Hi guys, currently I have a model with a lot of classes on the output layer (20k classes) and I’m having some difficulties to use DataParallel, mainly because the first GPU is getting OOM.

Is it possible to have Data parallel, but doing the aggregation on the CPU instead of GPU? If not there is a way to have some sort of Mix between Data/Model parallel?

The increased memory on the default device is expected due to the scattering of the larger batch from this device.
We generally recommend to use DistributedDataParallel with a single process per device as described here for the best performance (and to avoid the imbalanced memory usage).

Thanks @ptrblck, I will try it right away. Besides that do you know any other technique to avoid having one FC layer with a lot of output neurons (ie: num_classes = 20k)?

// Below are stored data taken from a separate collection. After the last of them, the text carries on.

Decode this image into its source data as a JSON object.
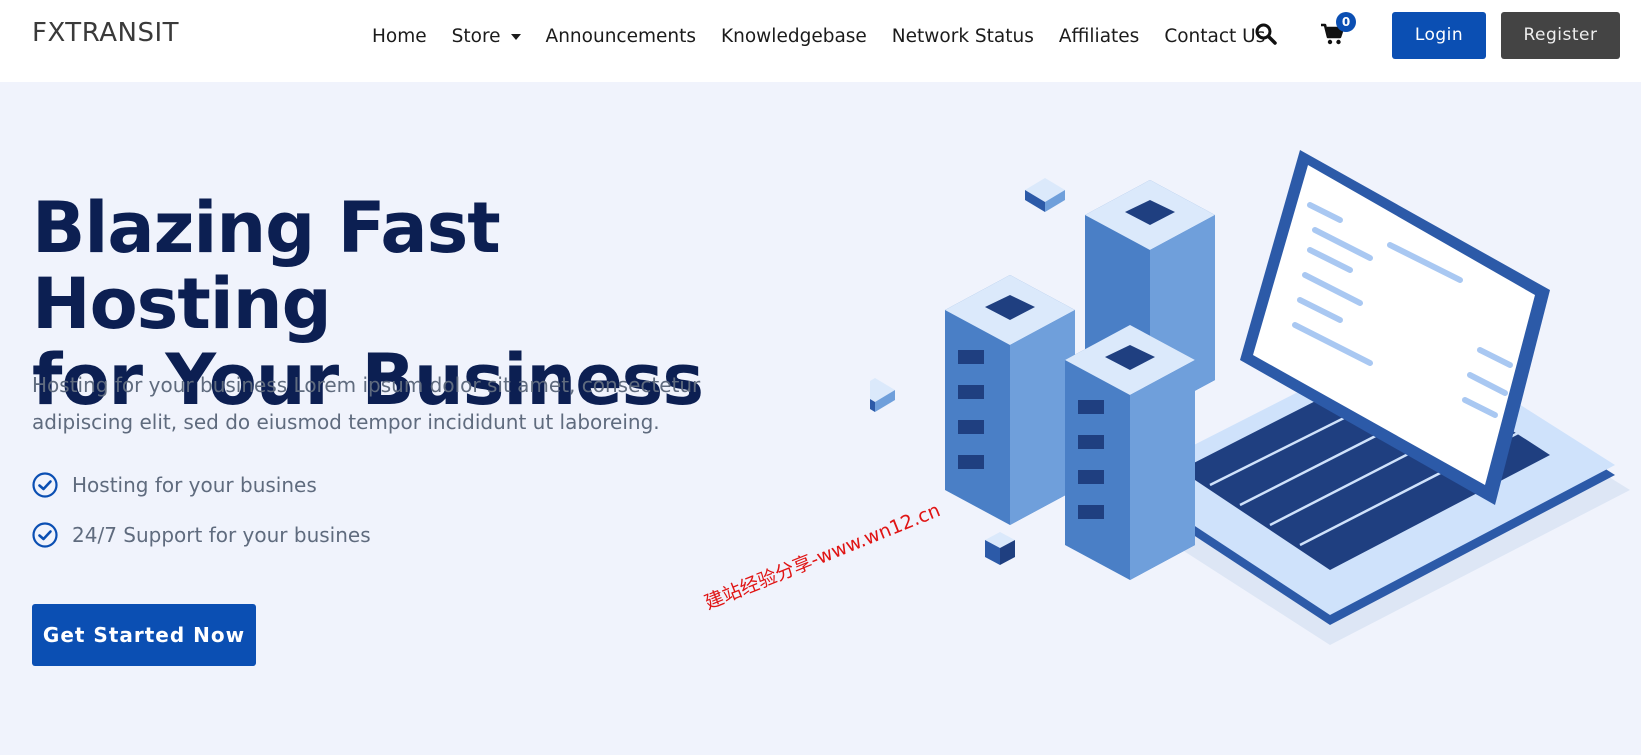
{
  "header": {
    "logo": "FXTRANSIT",
    "nav": [
      {
        "label": "Home"
      },
      {
        "label": "Store",
        "has_dropdown": true
      },
      {
        "label": "Announcements"
      },
      {
        "label": "Knowledgebase"
      },
      {
        "label": "Network Status"
      },
      {
        "label": "Affiliates"
      },
      {
        "label": "Contact Us"
      }
    ],
    "search_icon": "search-icon",
    "cart_icon": "cart-icon",
    "cart_count": "0",
    "login_label": "Login",
    "register_label": "Register"
  },
  "hero": {
    "title_line1": "Blazing Fast Hosting",
    "title_line2": "for Your Business",
    "description": "Hosting for your business Lorem ipsum dolor sit amet, consectetur adipiscing elit, sed do eiusmod tempor incididunt ut laboreing.",
    "features": [
      {
        "label": "Hosting for your busines"
      },
      {
        "label": "24/7 Support for your busines"
      }
    ],
    "cta_label": "Get Started Now"
  },
  "watermark": "建站经验分享-www.wn12.cn",
  "colors": {
    "primary": "#0b4fb3",
    "navy": "#0c1f52",
    "background": "#f0f3fc",
    "register": "#444444",
    "watermark": "#e01414"
  }
}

Initially I was thinking on returning a pair of numbers that would somehow map to the class I needed to classify but I didn’t tried that yet. (Like changing the problem to a regression problem).

@leonardoaraujosantos you could try predicting bit-vectors i.e. create N = np.ceil(log2(num_classes)) = 15 (if num_classes=20k) outputs with each one being a sigmoid. The loss would be per-bit binary cross-entropy and the output probabilities would be converted back to 0/1s using some threshold.

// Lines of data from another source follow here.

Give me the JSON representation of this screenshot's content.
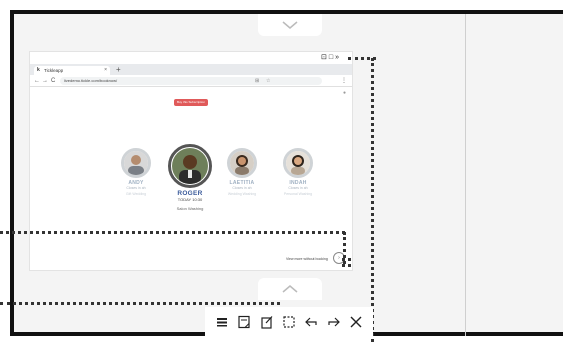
{
  "icons": {
    "top_tab": "chevron-down-icon",
    "bottom_tab": "chevron-up-icon",
    "corner": [
      "camera-icon",
      "square-icon",
      "double-chevron-right-icon"
    ],
    "toolbar": [
      "menu-icon",
      "note-icon",
      "edit-note-icon",
      "select-rect-icon",
      "undo-icon",
      "redo-icon",
      "close-icon"
    ]
  },
  "browser": {
    "favicon": "k",
    "tab_title": "Tickleapp",
    "tab_close": "×",
    "new_tab": "+",
    "back": "←",
    "forward": "→",
    "reload": "C",
    "url": "livedemo.tickle.com/booknow/",
    "menu": "⋮"
  },
  "page": {
    "book_button": "Buy this Subscription",
    "people": [
      {
        "name": "ANDY",
        "sub": "Closes in ah",
        "role": "Gift Wedding",
        "active": false
      },
      {
        "name": "ROGER",
        "sub": "TODAY 10:30",
        "role": "Salon Washing",
        "active": true
      },
      {
        "name": "LAETITIA",
        "sub": "Closes in ah",
        "role": "Wedding Washing",
        "active": false
      },
      {
        "name": "INDAH",
        "sub": "Closes in ah",
        "role": "Personal Washing",
        "active": false
      }
    ],
    "view_link": "View more without booking",
    "view_arrow": "›"
  },
  "colors": {
    "frame": "#111111",
    "accent_button": "#e05a5a",
    "active_name": "#3a5a9a",
    "inactive_name": "#9fb0c2"
  }
}
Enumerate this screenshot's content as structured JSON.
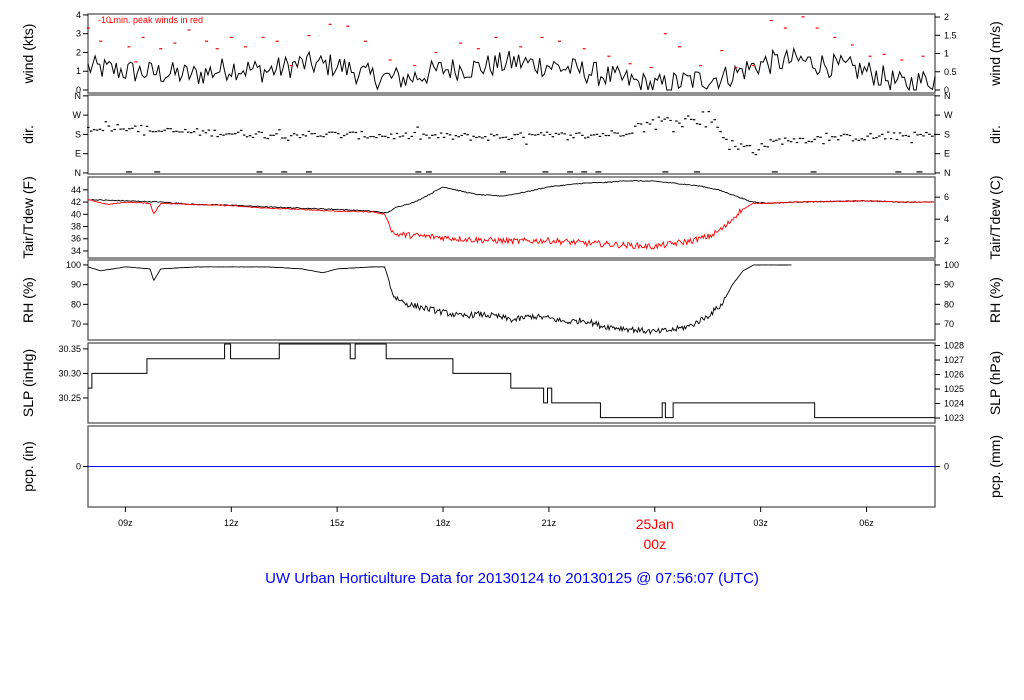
{
  "title": "UW Urban Horticulture Data for 20130124  to  20130125 @ 07:56:07  (UTC)",
  "colors": {
    "primary": "#000000",
    "peak": "#ff0000",
    "dew": "#ff0000",
    "zero_line": "#0000ff",
    "title": "#0000ff"
  },
  "x_axis": {
    "unit": "hour UTC from 20130124 00z",
    "xlim": [
      7.94,
      31.94
    ],
    "ticks": [
      {
        "hour": 9,
        "label": "09z"
      },
      {
        "hour": 12,
        "label": "12z"
      },
      {
        "hour": 15,
        "label": "15z"
      },
      {
        "hour": 18,
        "label": "18z"
      },
      {
        "hour": 21,
        "label": "21z"
      },
      {
        "hour": 24,
        "label": "00z",
        "date_label": "25Jan"
      },
      {
        "hour": 27,
        "label": "03z"
      },
      {
        "hour": 30,
        "label": "06z"
      }
    ]
  },
  "chart_data": [
    {
      "id": "wind",
      "type": "line",
      "ylabel": "wind (kts)",
      "ylabel_right": "wind (m/s)",
      "ylim": [
        -0.16,
        4.05
      ],
      "yticks": [
        "0",
        "1",
        "2",
        "3",
        "4"
      ],
      "yticks_right": [
        "0",
        "0.5",
        "1",
        "1.5",
        "2"
      ],
      "right_factor": 1.944,
      "annotation": "-10 min. peak winds in red",
      "series": [
        {
          "name": "wind speed",
          "hourly_mean": [
            [
              8,
              1.2
            ],
            [
              9,
              1.0
            ],
            [
              10,
              0.9
            ],
            [
              11,
              0.8
            ],
            [
              12,
              1.2
            ],
            [
              13,
              1.0
            ],
            [
              14,
              1.4
            ],
            [
              15,
              1.3
            ],
            [
              16,
              0.7
            ],
            [
              17,
              0.6
            ],
            [
              18,
              1.1
            ],
            [
              19,
              1.2
            ],
            [
              20,
              1.5
            ],
            [
              21,
              1.3
            ],
            [
              22,
              1.0
            ],
            [
              23,
              0.6
            ],
            [
              24,
              0.2
            ],
            [
              25,
              0.5
            ],
            [
              26,
              0.7
            ],
            [
              27,
              1.4
            ],
            [
              28,
              1.6
            ],
            [
              29,
              1.3
            ],
            [
              30,
              1.0
            ],
            [
              31,
              0.3
            ],
            [
              31.94,
              0.6
            ]
          ]
        },
        {
          "name": "10 min peak",
          "points": [
            [
              7.95,
              3.3
            ],
            [
              8.3,
              2.6
            ],
            [
              8.6,
              3.6
            ],
            [
              9.1,
              2.3
            ],
            [
              9.3,
              1.5
            ],
            [
              9.5,
              2.8
            ],
            [
              10.0,
              2.2
            ],
            [
              10.4,
              2.5
            ],
            [
              10.8,
              3.2
            ],
            [
              11.3,
              2.6
            ],
            [
              11.6,
              2.2
            ],
            [
              12.0,
              2.8
            ],
            [
              12.4,
              2.3
            ],
            [
              12.9,
              2.8
            ],
            [
              13.3,
              2.6
            ],
            [
              13.7,
              1.3
            ],
            [
              14.2,
              2.9
            ],
            [
              14.8,
              3.5
            ],
            [
              15.3,
              3.4
            ],
            [
              15.8,
              2.6
            ],
            [
              16.5,
              1.6
            ],
            [
              17.2,
              1.3
            ],
            [
              17.8,
              2.0
            ],
            [
              18.5,
              2.5
            ],
            [
              19.0,
              2.2
            ],
            [
              19.5,
              2.8
            ],
            [
              20.2,
              2.3
            ],
            [
              20.8,
              2.8
            ],
            [
              21.3,
              2.6
            ],
            [
              22.0,
              2.2
            ],
            [
              22.7,
              1.8
            ],
            [
              23.3,
              1.4
            ],
            [
              23.9,
              1.2
            ],
            [
              24.3,
              3.0
            ],
            [
              24.7,
              2.3
            ],
            [
              25.3,
              1.3
            ],
            [
              25.9,
              2.1
            ],
            [
              26.3,
              1.2
            ],
            [
              26.8,
              1.3
            ],
            [
              27.3,
              3.7
            ],
            [
              27.7,
              3.3
            ],
            [
              28.2,
              3.9
            ],
            [
              28.6,
              3.3
            ],
            [
              29.1,
              2.8
            ],
            [
              29.6,
              2.4
            ],
            [
              30.1,
              1.8
            ],
            [
              30.5,
              1.9
            ],
            [
              31.0,
              1.6
            ],
            [
              31.6,
              1.8
            ]
          ]
        }
      ]
    },
    {
      "id": "dir",
      "type": "scatter",
      "ylabel": "dir.",
      "ylabel_right": "dir.",
      "ylim": [
        -5,
        364
      ],
      "yticks": [
        "N",
        "E",
        "S",
        "W",
        "N"
      ],
      "ytick_values": [
        0,
        90,
        180,
        270,
        360
      ],
      "series": [
        {
          "name": "wind direction (deg)",
          "hourly_mean": [
            [
              8,
              210
            ],
            [
              9,
              215
            ],
            [
              10,
              195
            ],
            [
              11,
              190
            ],
            [
              12,
              185
            ],
            [
              13,
              180
            ],
            [
              14,
              180
            ],
            [
              15,
              178
            ],
            [
              16,
              175
            ],
            [
              17,
              172
            ],
            [
              18,
              170
            ],
            [
              19,
              168
            ],
            [
              20,
              170
            ],
            [
              21,
              172
            ],
            [
              22,
              175
            ],
            [
              23,
              185
            ],
            [
              24,
              235
            ],
            [
              25,
              250
            ],
            [
              25.6,
              260
            ],
            [
              26.2,
              120
            ],
            [
              26.8,
              115
            ],
            [
              27.5,
              150
            ],
            [
              28.5,
              160
            ],
            [
              29.5,
              165
            ],
            [
              30.5,
              170
            ],
            [
              31.94,
              175
            ]
          ]
        },
        {
          "name": "calm (N)",
          "hours": [
            9.1,
            9.9,
            12.8,
            13.5,
            14.2,
            17.3,
            17.6,
            19.7,
            20.9,
            21.6,
            22.0,
            22.4,
            24.3,
            25.2,
            27.4,
            28.5,
            30.9,
            31.5
          ]
        }
      ]
    },
    {
      "id": "temp",
      "type": "line",
      "ylabel": "Tair/Tdew (F)",
      "ylabel_right": "Tair/Tdew (C)",
      "ylim": [
        32.85,
        46.1
      ],
      "yticks": [
        "34",
        "36",
        "38",
        "40",
        "42",
        "44"
      ],
      "yticks_right": [
        "2",
        "4",
        "6"
      ],
      "series": [
        {
          "name": "Tair",
          "points": [
            [
              7.94,
              42.4
            ],
            [
              9,
              42.2
            ],
            [
              10,
              42.0
            ],
            [
              11,
              41.6
            ],
            [
              12,
              41.5
            ],
            [
              13,
              41.2
            ],
            [
              14,
              41.0
            ],
            [
              15,
              40.8
            ],
            [
              16,
              40.5
            ],
            [
              16.4,
              40.2
            ],
            [
              16.7,
              41.2
            ],
            [
              17.2,
              42.0
            ],
            [
              17.6,
              43.2
            ],
            [
              18.0,
              44.5
            ],
            [
              18.5,
              43.8
            ],
            [
              19.0,
              43.2
            ],
            [
              19.7,
              43.0
            ],
            [
              20.3,
              43.6
            ],
            [
              21.0,
              44.5
            ],
            [
              21.5,
              44.8
            ],
            [
              22.0,
              45.1
            ],
            [
              22.6,
              45.2
            ],
            [
              23.2,
              45.5
            ],
            [
              24.0,
              45.4
            ],
            [
              24.7,
              45.0
            ],
            [
              25.3,
              44.6
            ],
            [
              25.8,
              44.0
            ],
            [
              26.3,
              43.0
            ],
            [
              26.7,
              42.1
            ],
            [
              27.2,
              41.8
            ],
            [
              28,
              42.0
            ],
            [
              29,
              42.1
            ],
            [
              30,
              42.2
            ],
            [
              31,
              42.0
            ],
            [
              31.94,
              42.0
            ]
          ]
        },
        {
          "name": "Tdew",
          "points": [
            [
              7.94,
              42.4
            ],
            [
              8.5,
              41.6
            ],
            [
              9,
              42.0
            ],
            [
              9.7,
              41.8
            ],
            [
              9.8,
              40.0
            ],
            [
              10,
              41.8
            ],
            [
              11,
              41.6
            ],
            [
              12,
              41.4
            ],
            [
              13,
              41.0
            ],
            [
              14,
              40.8
            ],
            [
              15,
              40.5
            ],
            [
              16,
              40.4
            ],
            [
              16.35,
              40.0
            ],
            [
              16.6,
              36.8
            ],
            [
              17,
              36.6
            ],
            [
              18,
              36.2
            ],
            [
              19,
              35.8
            ],
            [
              20,
              35.6
            ],
            [
              21,
              35.7
            ],
            [
              22,
              35.3
            ],
            [
              23,
              35.0
            ],
            [
              24,
              34.7
            ],
            [
              24.5,
              35.2
            ],
            [
              25,
              35.6
            ],
            [
              25.6,
              36.5
            ],
            [
              26.0,
              38.0
            ],
            [
              26.4,
              40.5
            ],
            [
              26.8,
              41.8
            ],
            [
              27.2,
              41.8
            ],
            [
              28,
              42.0
            ],
            [
              29,
              42.1
            ],
            [
              30,
              42.2
            ],
            [
              31,
              42.0
            ],
            [
              31.94,
              42.0
            ]
          ]
        }
      ]
    },
    {
      "id": "rh",
      "type": "line",
      "ylabel": "RH (%)",
      "ylabel_right": "RH (%)",
      "ylim": [
        61.9,
        102.5
      ],
      "yticks": [
        "70",
        "80",
        "90",
        "100"
      ],
      "yticks_right": [
        "70",
        "80",
        "90",
        "100"
      ],
      "series": [
        {
          "name": "RH",
          "points": [
            [
              7.94,
              99
            ],
            [
              8.3,
              97
            ],
            [
              9,
              99
            ],
            [
              9.7,
              98
            ],
            [
              9.8,
              92
            ],
            [
              10,
              98
            ],
            [
              11,
              99
            ],
            [
              12,
              99
            ],
            [
              13,
              99
            ],
            [
              14,
              98
            ],
            [
              14.6,
              96
            ],
            [
              15,
              98
            ],
            [
              16,
              99
            ],
            [
              16.35,
              99
            ],
            [
              16.6,
              84
            ],
            [
              17,
              80
            ],
            [
              17.5,
              78
            ],
            [
              18,
              76
            ],
            [
              18.5,
              74
            ],
            [
              19,
              75
            ],
            [
              19.5,
              74
            ],
            [
              20,
              72
            ],
            [
              20.5,
              74
            ],
            [
              21,
              73
            ],
            [
              21.5,
              71
            ],
            [
              22,
              72
            ],
            [
              22.5,
              69
            ],
            [
              23,
              68
            ],
            [
              23.5,
              67
            ],
            [
              24,
              66
            ],
            [
              24.5,
              67
            ],
            [
              25,
              69
            ],
            [
              25.5,
              74
            ],
            [
              25.9,
              80
            ],
            [
              26.2,
              90
            ],
            [
              26.5,
              97
            ],
            [
              26.8,
              100
            ],
            [
              27.9,
              100
            ]
          ]
        }
      ]
    },
    {
      "id": "slp",
      "type": "step",
      "ylabel": "SLP (inHg)",
      "ylabel_right": "SLP (hPa)",
      "ylim": [
        30.199,
        30.362
      ],
      "yticks": [
        "30.25",
        "30.30",
        "30.35"
      ],
      "yticks_right": [
        "1023",
        "1024",
        "1025",
        "1026",
        "1027",
        "1028"
      ],
      "series": [
        {
          "name": "SLP",
          "steps": [
            [
              7.94,
              30.27
            ],
            [
              8.05,
              30.3
            ],
            [
              9.61,
              30.33
            ],
            [
              11.81,
              30.36
            ],
            [
              11.98,
              30.33
            ],
            [
              13.36,
              30.36
            ],
            [
              15.37,
              30.33
            ],
            [
              15.51,
              30.36
            ],
            [
              16.39,
              30.33
            ],
            [
              18.28,
              30.3
            ],
            [
              19.92,
              30.27
            ],
            [
              20.85,
              30.24
            ],
            [
              20.96,
              30.27
            ],
            [
              21.08,
              30.24
            ],
            [
              22.46,
              30.21
            ],
            [
              24.21,
              30.24
            ],
            [
              24.3,
              30.21
            ],
            [
              24.52,
              30.24
            ],
            [
              28.53,
              30.21
            ],
            [
              31.94,
              30.21
            ]
          ]
        }
      ]
    },
    {
      "id": "pcp",
      "type": "line",
      "ylabel": "pcp. (in)",
      "ylabel_right": "pcp. (mm)",
      "ylim": [
        -1,
        1
      ],
      "yticks": [
        "0"
      ],
      "yticks_right": [
        "0"
      ],
      "series": [
        {
          "name": "precip",
          "points": [
            [
              7.94,
              0
            ],
            [
              31.94,
              0
            ]
          ]
        }
      ]
    }
  ]
}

Empirically, this worked well on some experiments with small datasets (MNIST and Fashion-MNIST) but of course, they only have 10 classes.

Cool Sanjay, that’s a very nice idea, do you know any paper that present this idea? (Or implementation).
I wonder if would be good to implement some kind of error correction (like adding redundancy bits) to avoid loosing accuracy.

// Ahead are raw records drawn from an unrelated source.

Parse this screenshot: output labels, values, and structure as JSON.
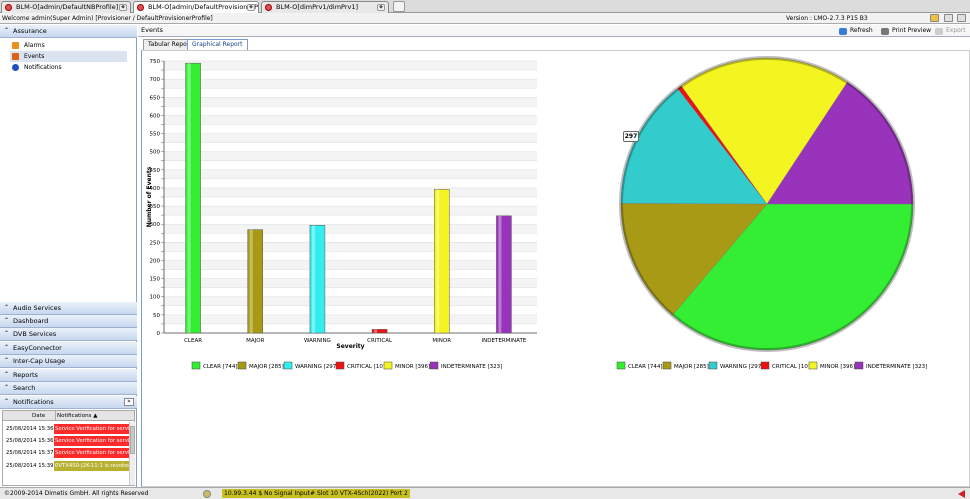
{
  "tabs": [
    {
      "label": "BLM-O[admin/DefaultNBProfile]"
    },
    {
      "label": "BLM-O[admin/DefaultProvisionerPr..."
    },
    {
      "label": "BLM-O[dimPrv1/dimPrv1]"
    }
  ],
  "welcome": "Welcome admin(Super Admin) [Provisioner / DefaultProvisionerProfile]",
  "version": "Version : LMO-2.7.3 P15 B3",
  "sidebar": {
    "top_header": "Assurance",
    "tree": [
      "Alarms",
      "Events",
      "Notifications"
    ],
    "sections": [
      "Audio Services",
      "Dashboard",
      "DVB Services",
      "EasyConnector",
      "Inter-Cap Usage",
      "Reports",
      "Search",
      "Notifications"
    ],
    "collapse_btn": "»"
  },
  "notif_table": {
    "headers": [
      "Date",
      "Notifications"
    ],
    "sort_glyph": "▲",
    "rows": [
      {
        "date": "25/08/2014 15:36",
        "msg": "Service Verification for servi",
        "color": "#ff2a2a"
      },
      {
        "date": "25/08/2014 15:36",
        "msg": "Service Verification for servi",
        "color": "#ff2a2a"
      },
      {
        "date": "25/08/2014 15:37",
        "msg": "Service Verification for servi",
        "color": "#ff2a2a"
      },
      {
        "date": "25/08/2014 15:39",
        "msg": "0VTX4S0-J2K-11:1 is revoked",
        "color": "#b8b030"
      }
    ]
  },
  "events": {
    "title": "Events",
    "toolbar": {
      "refresh": "Refresh",
      "print": "Print Preview",
      "export": "Export"
    },
    "tabs": [
      "Tabular Report",
      "Graphical Report"
    ]
  },
  "status": {
    "copyright": "©2009-2014 Dimetis GmbH. All rights Reserved",
    "alert": "10.99.3.44 $ No Signal Input# Slot 10 VTX-4Sch(2022) Port 2"
  },
  "chart_data": [
    {
      "type": "bar",
      "categories": [
        "CLEAR",
        "MAJOR",
        "WARNING",
        "CRITICAL",
        "MINOR",
        "INDETERMINATE"
      ],
      "values": [
        744,
        285,
        297,
        10,
        396,
        323
      ],
      "colors": [
        "#33ee33",
        "#a89a14",
        "#33eeee",
        "#ee1111",
        "#f4f420",
        "#9933bb"
      ],
      "xlabel": "Severity",
      "ylabel": "Number of Events",
      "ylim": [
        0,
        750
      ],
      "yticks": [
        0,
        25,
        50,
        75,
        100,
        125,
        150,
        175,
        200,
        225,
        250,
        275,
        300,
        325,
        350,
        375,
        400,
        425,
        450,
        475,
        500,
        525,
        550,
        575,
        600,
        625,
        650,
        675,
        700,
        725,
        750
      ],
      "ytick_labels": [
        "0",
        "",
        "50",
        "",
        "100",
        "",
        "150",
        "",
        "200",
        "",
        "250",
        "",
        "300",
        "",
        "350",
        "",
        "400",
        "",
        "450",
        "",
        "500",
        "",
        "550",
        "",
        "600",
        "",
        "650",
        "",
        "700",
        "",
        "750"
      ],
      "legend": [
        "CLEAR [744]",
        "MAJOR [285]",
        "WARNING [297]",
        "CRITICAL [10]",
        "MINOR [396]",
        "INDETERMINATE [323]"
      ],
      "grid": true
    },
    {
      "type": "pie",
      "categories": [
        "CLEAR",
        "MAJOR",
        "WARNING",
        "CRITICAL",
        "MINOR",
        "INDETERMINATE"
      ],
      "values": [
        744,
        285,
        297,
        10,
        396,
        323
      ],
      "colors": [
        "#33ee33",
        "#a89a14",
        "#33cccc",
        "#ee1111",
        "#f4f420",
        "#9933bb"
      ],
      "tooltip": "297",
      "legend": [
        "CLEAR [744]",
        "MAJOR [285]",
        "WARNING [297]",
        "CRITICAL [10]",
        "MINOR [396]",
        "INDETERMINATE [323]"
      ]
    }
  ]
}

I don’t know of a paper (although I am sure this idea has been revisited many times before) but in terms of implementation, something like below would work:

Functions to convert labels integers back and forth from base 10 to binary representations:

def convert_to_binary(labels):
'''Convert base 10 int to binary representation
'''
binrep = []
for d in labels:
rep = []
for i in np.binary_repr(d, width=3):
rep.append(int(i))
binrep.append(rep)
binrep = torch.Tensor(binrep).float().to(device)
return binrep
def convert_to_decimal(binrep):
'''Convert binary representation to base 10 int
'''
labels = []
for d in binrep:
labels.append(int("".join([str(int(i)) for i in d]), base=2))
return labels

and the training loop would just be:

for epoch in range(N_epochs):
loss_list = []
for idx, (data_example, data_target) in enumerate(train_dataloader):
data_example = data_example.to(device)
data_target = data_target.to(device)
data_target = convert_to_binary(data_target)
pred = net(data_example)
loss = criterion(pred, data_target)
optimizer.zero_grad()
loss.backward()
optimizer.step()
loss_list.append(loss.item())

The predictions (if the input tensor has N examples) would be a tensor of shape: (N, k) where k = log_2(num_classes) and are all float values between 0 and 1. To compute metrics like accuracy, you would have to convert them back to decimals (or convert the labels to binary) using a threshold (say, 0.5) to first convert the scores to 0s and 1s and then converting the bits to decimals using convert_to_decimal above. Hope this helps!